Mais ce n’est pas cela que pensait Jasper Joost.

Il se leva, fit sauter de l’ongle un peu de biscotte restée à sa manche, tira son gilet, comme un homme qui va réellement aller faire sa partie. Josina aussitôt songea à lui passer au cou la moelleuse écharpe de laine qu’elle lui avait achetée l’autre semaine; mais ni elle ni Liesje ne purent la trouver.
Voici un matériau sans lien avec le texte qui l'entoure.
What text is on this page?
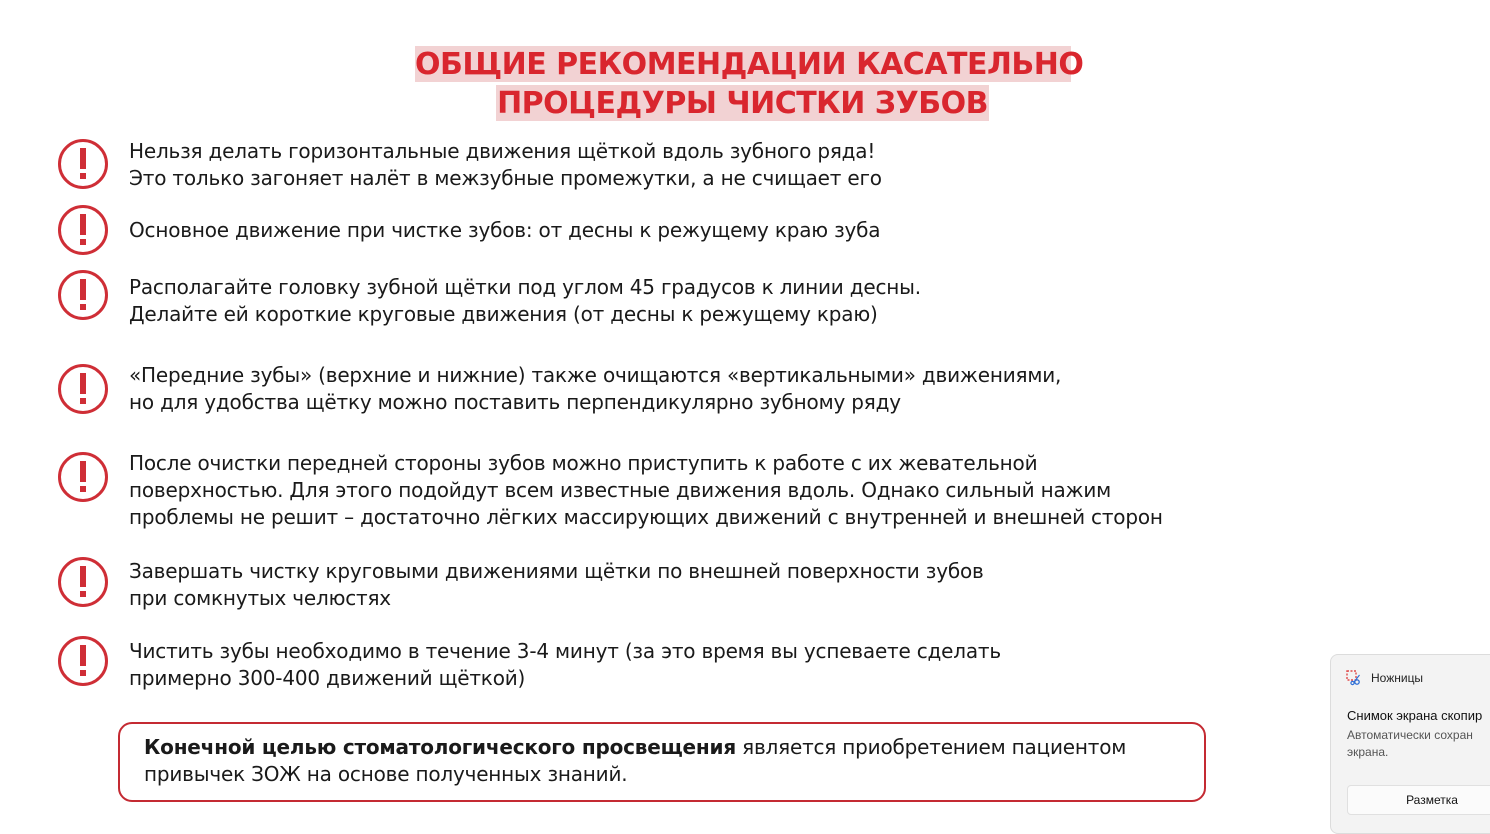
ОБЩИЕ РЕКОМЕНДАЦИИ КАСАТЕЛЬНО
ПРОЦЕДУРЫ ЧИСТКИ ЗУБОВ
Нельзя делать горизонтальные движения щёткой вдоль зубного ряда!
Это только загоняет налёт в межзубные промежутки, а не счищает его
Основное движение при чистке зубов: от десны к режущему краю зуба
Располагайте головку зубной щётки под углом 45 градусов к линии десны.
Делайте ей короткие круговые движения (от десны к режущему краю)
«Передние зубы» (верхние и нижние) также очищаются «вертикальными» движениями,
но для удобства щётку можно поставить перпендикулярно зубному ряду
После очистки передней стороны зубов можно приступить к работе с их жевательной
поверхностью. Для этого подойдут всем известные движения вдоль. Однако сильный нажим
проблемы не решит – достаточно лёгких массирующих движений с внутренней и внешней сторон
Завершать чистку круговыми движениями щётки по внешней поверхности зубов
при сомкнутых челюстях
Чистить зубы необходимо в течение 3-4 минут (за это время вы успеваете сделать
примерно 300-400 движений щёткой)
Конечной целью стоматологического просвещения является приобретением пациентом
привычек ЗОЖ на основе полученных знаний.
Ножницы
Снимок экрана скопир
Автоматически сохран
экрана.
Разметка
Une gêne paralysait le petit rentier; il tourna son visage du côté de l’ombre; l’ombre elle-même, dans cette chambre tiède, onctueusement baignée des clartés de la lampe, était si transparente que Josina vit distinctement trembler ses lèvres dans le trouble de la mauvaise conscience.

—Oh! fit-elle, cela aussi, l’auriez-vous donné comme tant d’autres choses qui plus jamais ne sont revenues?

—Oui, dit-il, voilà, je dois le dire... Il y avait au port l’autre jour un si pauvre homme qui toussait dans le creux de ses mains...

Et puis M. Jasper se taisait. Mais Josina se désolait:

—Liesje, son écharpe, sa belle écharpe en fine laine! N’est-il vraiment pas à plaindre?

Le canari réveillé par les voix sautilla en fredonnant sur son perchoir, dans la cage en cuivre, et aussitôt cette petite vie joyeuse de l’oiseau jaune fit dériver ses idées:

—Ah! le mignon! Quelle folie! Croirait-il que c’est déjà le jour?

Jasper Joost, craignant qu’elle ne lui reparlât aussi des moufles qu’elle lui avait, vers le même temps, données, se dépêcha de tirer sur lui la porte. Mais elle le rappela pour lui dire qu’elle l’attendrait avec du thé chaud et de la galette parfumée d’une odeur de vanille. Et puis il se trouva dehors, dans la belle neige blanche de la rue.